Arena-T2I Hard: Benchmarking and Improving Faithfulness with Dependency-Aware Checklist

Published 30 Jun 2026 in cs.AI | (2606.31711v1)

Abstract: Faithfulness -- how precisely a generated image aligns with its prompt -- is increasingly central to the real-world utility of text-to-image (T2I) models. Existing faithfulness benchmarks, however, rely on simple atomic instructions, on which top-tier systems already achieve near-perfect scores. As T2I models enter creative workflows, users issue multi-faceted requests combining intricate spatial relationships, stylistic constraints, and complex text rendering. In this setting, a single binary VLM-judge score no longer captures which specific constraints the model fails to satisfy. We introduce Arena-T2I Hard, a 310-prompt stress benchmark drawn from real arena T2I logs, with approximately 30 decomposed yes/no constraints per prompt spanning six categories, including text rendering. The strongest closed-source system we evaluate reaches 0.855 with a 33~pp performance gap across 11 systems, demonstrating substantial discriminative power. Moreover, high public-arena rankings fail to predict faithfulness, confirming that holistic Bradley-Terry (BT) preference scores prioritize aesthetics over fine-grained prompt adherence. We propose a dependency-aware checklist reward that decomposes each prompt into a DAG of yes/no questions and zeroes descendants of failed parents, turning faithfulness into a per-constraint training signal.

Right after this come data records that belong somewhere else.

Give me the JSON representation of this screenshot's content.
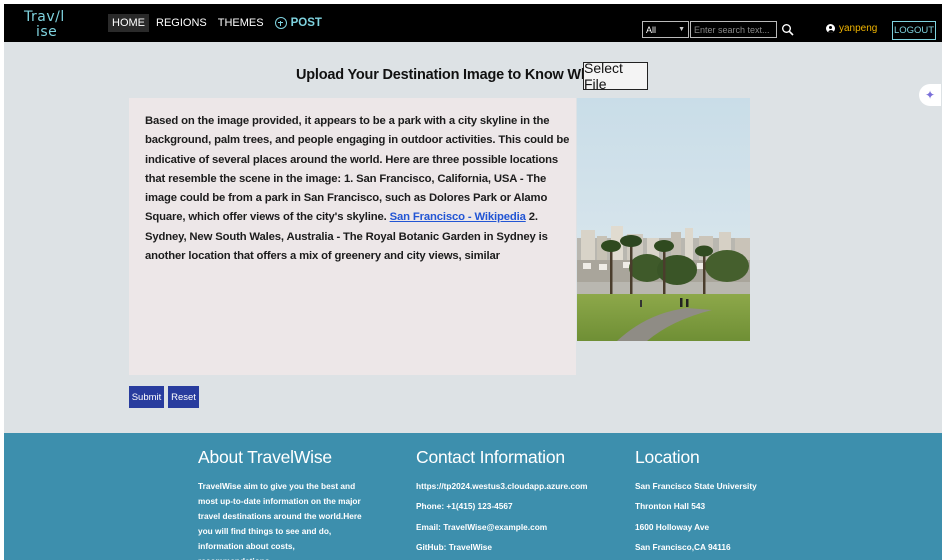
{
  "nav": {
    "logo_line1": "Trav/l",
    "logo_line2": "ise",
    "links": [
      "HOME",
      "REGIONS",
      "THEMES"
    ],
    "post_label": "POST",
    "search_scope": "All",
    "search_placeholder": "Enter search text...",
    "username": "yanpeng",
    "logout_label": "LOGOUT"
  },
  "upload": {
    "title": "Upload Your Destination Image to Know Where It Is!",
    "select_file_label": "Select File"
  },
  "result": {
    "text_before_link": "Based on the image provided, it appears to be a park with a city skyline in the background, palm trees, and people engaging in outdoor activities. This could be indicative of several places around the world. Here are three possible locations that resemble the scene in the image: 1. San Francisco, California, USA - The image could be from a park in San Francisco, such as Dolores Park or Alamo Square, which offer views of the city's skyline. ",
    "link_text": "San Francisco - Wikipedia",
    "text_after_link": " 2. Sydney, New South Wales, Australia - The Royal Botanic Garden in Sydney is another location that offers a mix of greenery and city views, similar"
  },
  "actions": {
    "submit_label": "Submit",
    "reset_label": "Reset"
  },
  "footer": {
    "about": {
      "heading": "About TravelWise",
      "body": "TravelWise aim to give you the best and most up-to-date information on the major travel destinations around the world.Here you will find things to see and do, information about costs, recommendations"
    },
    "contact": {
      "heading": "Contact Information",
      "lines": [
        "https://tp2024.westus3.cloudapp.azure.com",
        "Phone: +1(415) 123-4567",
        "Email: TravelWise@example.com",
        "GitHub: TravelWise"
      ]
    },
    "location": {
      "heading": "Location",
      "lines": [
        "San Francisco State University",
        "Thronton Hall 543",
        "1600 Holloway Ave",
        "San Francisco,CA 94116"
      ]
    }
  },
  "colors": {
    "nav_bg": "#000000",
    "accent_teal": "#7fd3df",
    "username": "#f0b400",
    "page_bg": "#dde2e5",
    "result_bg": "#ede7e8",
    "button": "#283c9e",
    "link": "#2255d4",
    "footer_bg": "#3d8fad"
  }
}
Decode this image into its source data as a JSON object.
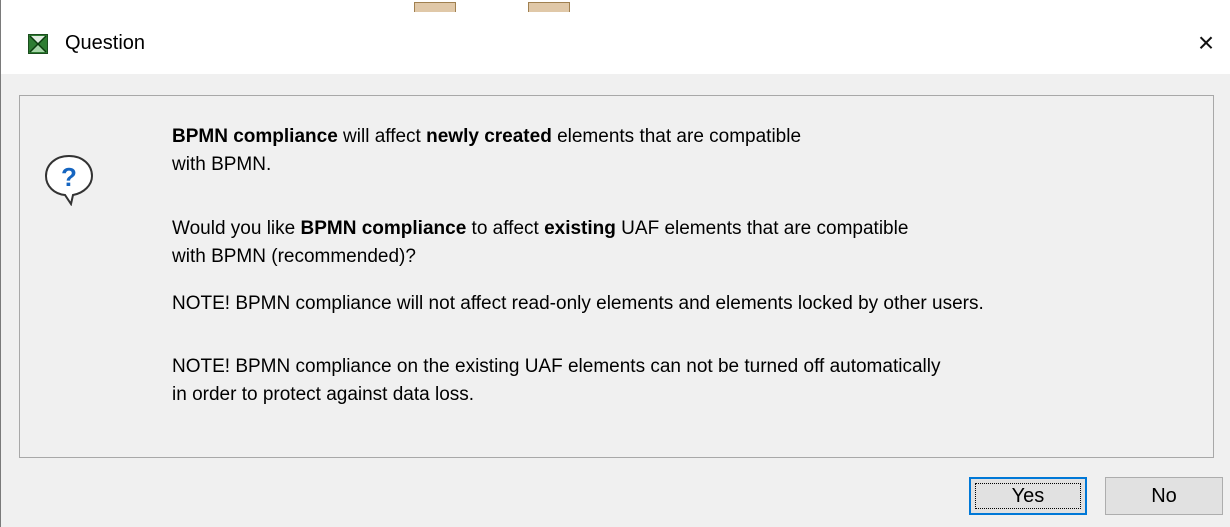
{
  "window": {
    "title": "Question",
    "close_symbol": "×",
    "icon": "app-logo-icon"
  },
  "message": {
    "icon": "question-bubble-icon",
    "p1": {
      "s1": "BPMN compliance",
      "s2": " will affect ",
      "s3": "newly created",
      "s4": " elements that are compatible",
      "line2": "with BPMN."
    },
    "p2": {
      "s1": "Would you like ",
      "s2": "BPMN compliance",
      "s3": " to affect ",
      "s4": "existing",
      "s5": " UAF elements that are compatible",
      "line2": "with BPMN (recommended)?"
    },
    "p3": "NOTE! BPMN compliance will not affect read-only elements and elements locked by other users.",
    "p4": {
      "line1": "NOTE! BPMN compliance on the existing UAF elements can not be turned off automatically",
      "line2": "in order to protect against data loss."
    }
  },
  "buttons": {
    "yes": "Yes",
    "no": "No"
  },
  "colors": {
    "dialog_bg": "#f0f0f0",
    "titlebar_bg": "#ffffff",
    "focus_border": "#0078d7"
  }
}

Combined with a BT aesthetic reward via group-decoupled normalization (GDPO), which standardizes each reward within its rollout group so neither collapses, the recipe attains a strictly better faithfulness-aesthetics trade-off on SD3.5-Medium and FLUX.1-dev under MMRB2 pairwise comparisons than every single-reward, naive weighted-sum, or 4-reward BT-ensemble baseline.